There are a lot of theories as to why that might be. Typical milestones associated with getting older, like graduating or getting married, may put people on a trajectory that veers away from criminality. Brain development isn’t complete until the mid-20s, hindering decision-making that might lead to crime and risky behavior. Young people have less financial security, and people in poverty are more likely to commit crimes. Some crimes might be physically demanding, and older people just might not have the strength to carry them out.

But both gunmen in the California shootings buck the archetype of a violent criminal, and their motives still aren’t entirely clear. Investigators have said that the Monterey Park shooter frequented the dance studio where he killed his victims and that the Half Moon Bay gunman, who lived and worked as a forklift driver at a mushroom farm, was angry at the coworkers he shot. Previously, there have been mass shooters as old as 70, including a gunman who opened fire at a church in Vestavia Hills, Alabama, and killed three people last June.

Though age can sometimes factor into the decision to impose a less harsh sentence on young offenders, the Half Moon Bay shooter’s advanced age won’t have any bearing on the length of his sentence, as is standard practice in the US.

Advertisement

He will be charged with seven counts of murder and one count of attempted murder, with a special circumstance allegation of multiple murder and sentencing enhancements for each count because of his use of a firearm, the San Mateo County district attorney announced Wednesday.

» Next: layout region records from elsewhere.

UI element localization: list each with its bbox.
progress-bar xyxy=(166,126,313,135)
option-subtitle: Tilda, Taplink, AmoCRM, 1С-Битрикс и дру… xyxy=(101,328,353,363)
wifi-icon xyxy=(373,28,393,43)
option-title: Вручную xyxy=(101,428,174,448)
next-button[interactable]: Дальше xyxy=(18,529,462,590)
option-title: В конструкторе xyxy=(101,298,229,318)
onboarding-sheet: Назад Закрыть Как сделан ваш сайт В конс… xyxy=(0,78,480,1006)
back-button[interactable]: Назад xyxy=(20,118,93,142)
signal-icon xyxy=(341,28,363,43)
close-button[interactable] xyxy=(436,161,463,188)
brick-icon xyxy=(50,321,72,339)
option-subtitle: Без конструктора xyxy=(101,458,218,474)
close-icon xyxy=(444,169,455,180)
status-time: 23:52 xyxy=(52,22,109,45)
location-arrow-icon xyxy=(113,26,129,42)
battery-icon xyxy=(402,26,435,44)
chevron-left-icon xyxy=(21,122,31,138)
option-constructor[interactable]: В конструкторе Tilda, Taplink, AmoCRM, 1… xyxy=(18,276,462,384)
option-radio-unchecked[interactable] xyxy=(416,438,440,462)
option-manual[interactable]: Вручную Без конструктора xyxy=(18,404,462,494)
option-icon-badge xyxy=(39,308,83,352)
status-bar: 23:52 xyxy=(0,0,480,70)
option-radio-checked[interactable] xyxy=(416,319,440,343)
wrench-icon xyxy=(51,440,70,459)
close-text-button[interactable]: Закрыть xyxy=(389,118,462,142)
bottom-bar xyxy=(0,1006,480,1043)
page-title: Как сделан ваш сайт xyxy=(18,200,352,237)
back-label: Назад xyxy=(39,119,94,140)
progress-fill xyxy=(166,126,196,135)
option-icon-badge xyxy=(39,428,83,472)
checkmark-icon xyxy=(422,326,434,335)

If convicted on those charges, he could be facing up to life in prison without the possibility of parole. (He won’t face the death penalty, given that California Gov. Gavin Newsom, a Democrat, placed a moratorium on executions in the state in 2019.)

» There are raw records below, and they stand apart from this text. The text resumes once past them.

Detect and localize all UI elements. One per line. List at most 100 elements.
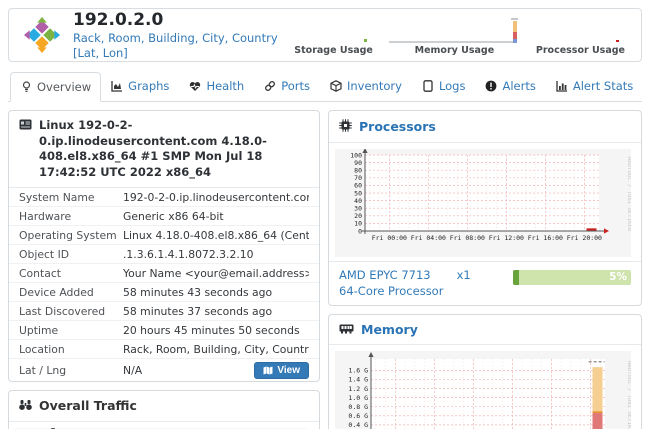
tab-label: Health bbox=[206, 79, 244, 93]
device-location-link[interactable]: Rack, Room, Building, City, Country [Lat… bbox=[73, 31, 294, 60]
overall-traffic-panel: Overall Traffic Fri 00:00Fri 04:00Fri 08… bbox=[8, 390, 320, 429]
svg-text:80: 80 bbox=[354, 167, 362, 175]
tab-inventory[interactable]: Inventory bbox=[320, 71, 412, 101]
svg-text:30: 30 bbox=[354, 205, 362, 213]
memory-graph[interactable]: Fri 00:00Fri 04:00Fri 08:00Fri 12:00Fri … bbox=[329, 345, 641, 429]
overall-traffic-title: Overall Traffic bbox=[39, 398, 137, 413]
overall-traffic-graph[interactable]: Fri 00:00Fri 04:00Fri 08:00Fri 12:00Fri … bbox=[9, 422, 319, 429]
ram-icon bbox=[339, 323, 354, 337]
cube-icon bbox=[330, 80, 342, 92]
cpu-name-link[interactable]: AMD EPYC 7713 bbox=[339, 268, 431, 284]
processors-panel: Processors Fri 00:00 Fri 04:00 Fri 08:00 Fr… bbox=[328, 110, 642, 306]
cpu-usage-fill bbox=[513, 270, 519, 285]
cpu-legend-row: AMD EPYC 7713 x1 64-Core Processor 5% bbox=[329, 261, 641, 305]
tab-logs[interactable]: Logs bbox=[412, 71, 476, 101]
usage-minigraphs: Storage Usage Memory Usage Processor Usa… bbox=[294, 15, 627, 56]
tab-label: Ports bbox=[281, 79, 310, 93]
memory-title: Memory bbox=[361, 322, 418, 337]
table-row: LocationRack, Room, Building, City, Coun… bbox=[9, 340, 319, 359]
memory-usage-label: Memory Usage bbox=[415, 45, 495, 56]
tab-label: Graphs bbox=[128, 79, 169, 93]
lightbulb-icon bbox=[20, 81, 32, 93]
svg-text:Fri 08:00: Fri 08:00 bbox=[450, 234, 485, 242]
table-row-latlng: Lat / Lng N/A View bbox=[9, 359, 319, 381]
memory-usage-mini[interactable]: Memory Usage bbox=[387, 15, 522, 56]
tab-label: Inventory bbox=[347, 79, 402, 93]
svg-text:RRDTOOL / TOBI OETIKER: RRDTOOL / TOBI OETIKER bbox=[626, 361, 631, 429]
svg-text:0.6 G: 0.6 G bbox=[348, 412, 368, 420]
system-info-table: System Name192-0-2-0.ip.linodeuserconten… bbox=[9, 188, 319, 381]
centos-logo-icon bbox=[23, 16, 61, 54]
svg-text:Fri 00:00: Fri 00:00 bbox=[372, 234, 407, 242]
svg-text:100: 100 bbox=[350, 151, 362, 159]
page: 192.0.2.0 Rack, Room, Building, City, Co… bbox=[0, 0, 650, 429]
tab-latency[interactable]: Latency bbox=[643, 71, 650, 101]
svg-text:Fri 04:00: Fri 04:00 bbox=[411, 234, 446, 242]
processor-usage-sparkline bbox=[538, 15, 622, 45]
device-tabbar: Overview Graphs Health Ports Inventory bbox=[8, 71, 642, 102]
cpu-count: x1 bbox=[457, 268, 471, 284]
device-title: 192.0.2.0 bbox=[73, 10, 294, 31]
heart-icon bbox=[189, 80, 201, 92]
table-row: Object ID.1.3.6.1.4.1.8072.3.2.10 bbox=[9, 245, 319, 264]
processor-usage-mini[interactable]: Processor Usage bbox=[536, 15, 625, 56]
storage-usage-label: Storage Usage bbox=[294, 45, 373, 56]
cpu-desc-link[interactable]: 64-Core Processor bbox=[339, 284, 443, 298]
right-column: Processors Fri 00:00Fri 04:00Fri 08:00Fr… bbox=[328, 110, 642, 429]
memory-usage-sparkline bbox=[387, 15, 522, 45]
cpu-icon bbox=[339, 119, 352, 135]
processors-graph[interactable]: Fri 00:00Fri 04:00Fri 08:00Fri 12:00Fri … bbox=[329, 143, 641, 261]
svg-text:60: 60 bbox=[354, 182, 362, 190]
tab-label: Overview bbox=[37, 80, 91, 94]
table-row: HardwareGeneric x86 64-bit bbox=[9, 207, 319, 226]
system-info-title: Linux 192-0-2-0.ip.linodeusercontent.com… bbox=[39, 118, 309, 180]
table-row: Device Added58 minutes 43 seconds ago bbox=[9, 283, 319, 302]
journal-icon bbox=[422, 80, 434, 92]
svg-text:0: 0 bbox=[358, 227, 362, 235]
tab-health[interactable]: Health bbox=[179, 71, 254, 101]
storage-usage-sparkline bbox=[298, 15, 370, 45]
svg-text:20: 20 bbox=[354, 212, 362, 220]
map-icon bbox=[263, 366, 273, 375]
tab-ports[interactable]: Ports bbox=[254, 71, 320, 101]
table-row: Last Discovered58 minutes 37 seconds ago bbox=[9, 302, 319, 321]
table-row: Uptime20 hours 45 minutes 50 seconds bbox=[9, 321, 319, 340]
svg-text:90: 90 bbox=[354, 159, 362, 167]
svg-text:1.6 G: 1.6 G bbox=[348, 367, 368, 375]
table-row: Operating SystemLinux 4.18.0-408.el8.x86… bbox=[9, 226, 319, 245]
area-chart-icon bbox=[111, 80, 123, 92]
left-column: Linux 192-0-2-0.ip.linodeusercontent.com… bbox=[8, 110, 320, 429]
cpu-usage-bar: 5% bbox=[513, 270, 631, 285]
svg-text:Fri 20:00: Fri 20:00 bbox=[567, 234, 602, 242]
tab-alerts[interactable]: Alerts bbox=[475, 71, 545, 101]
svg-text:50: 50 bbox=[354, 189, 362, 197]
svg-text:RRDTOOL / TOBI OETIKER: RRDTOOL / TOBI OETIKER bbox=[626, 157, 631, 232]
processors-header: Processors bbox=[329, 111, 641, 143]
memory-header: Memory bbox=[329, 315, 641, 345]
svg-text:1.4 G: 1.4 G bbox=[348, 376, 368, 384]
tab-label: Alert Stats bbox=[573, 79, 633, 93]
table-row: ContactYour Name <your@email.address> bbox=[9, 264, 319, 283]
system-info-panel: Linux 192-0-2-0.ip.linodeusercontent.com… bbox=[8, 110, 320, 382]
svg-text:0.4 G: 0.4 G bbox=[348, 421, 368, 429]
tab-label: Alerts bbox=[502, 79, 535, 93]
tab-label: Logs bbox=[439, 79, 466, 93]
tab-graphs[interactable]: Graphs bbox=[101, 71, 179, 101]
table-row: System Name192-0-2-0.ip.linodeuserconten… bbox=[9, 188, 319, 207]
storage-usage-mini[interactable]: Storage Usage bbox=[294, 15, 373, 56]
processors-title: Processors bbox=[359, 119, 436, 134]
svg-text:0.8 G: 0.8 G bbox=[348, 403, 368, 411]
svg-text:40: 40 bbox=[354, 197, 362, 205]
content: Linux 192-0-2-0.ip.linodeusercontent.com… bbox=[8, 102, 642, 429]
bar-chart-icon bbox=[556, 80, 568, 92]
tab-alert-stats[interactable]: Alert Stats bbox=[546, 71, 643, 101]
tab-overview[interactable]: Overview bbox=[10, 72, 101, 102]
memory-panel: Memory Fri 00:00Fri 04:00Fri 08:00Fri 12… bbox=[328, 314, 642, 429]
svg-text:1.2 G: 1.2 G bbox=[348, 385, 368, 393]
binoculars-icon bbox=[19, 399, 32, 414]
view-map-button[interactable]: View bbox=[254, 362, 309, 379]
cpu-usage-percent: 5% bbox=[609, 270, 627, 285]
id-card-icon bbox=[19, 119, 32, 133]
svg-text:70: 70 bbox=[354, 174, 362, 182]
svg-text:1.0 G: 1.0 G bbox=[348, 394, 368, 402]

Life sentences without parole have become increasingly common in the US over the last few decades. But Nellis argues the age of older offenders like the Half Moon Bay shooter should be considered a mitigating factor when making sentencing decisions — especially given that the use of executive clemency to release them early has become nonexistent, as she writes in a 2022 report.

“Regardless of age, somebody who does commit an act of violence like this is likely to be rehabilitated, be reformed, be ready to return to society within 10 years,” she said.

Recidivism is unlikely among older people, according to data from the US Sentencing Commission, and keeping them in prison comes at a high taxpayer cost, which includes health care bills that balloon at the end of life. It’s difficult to say how much those who’ll decide the fate of the Half Moon Bay suspect will take that data into account; his initial arraignment is Wednesday.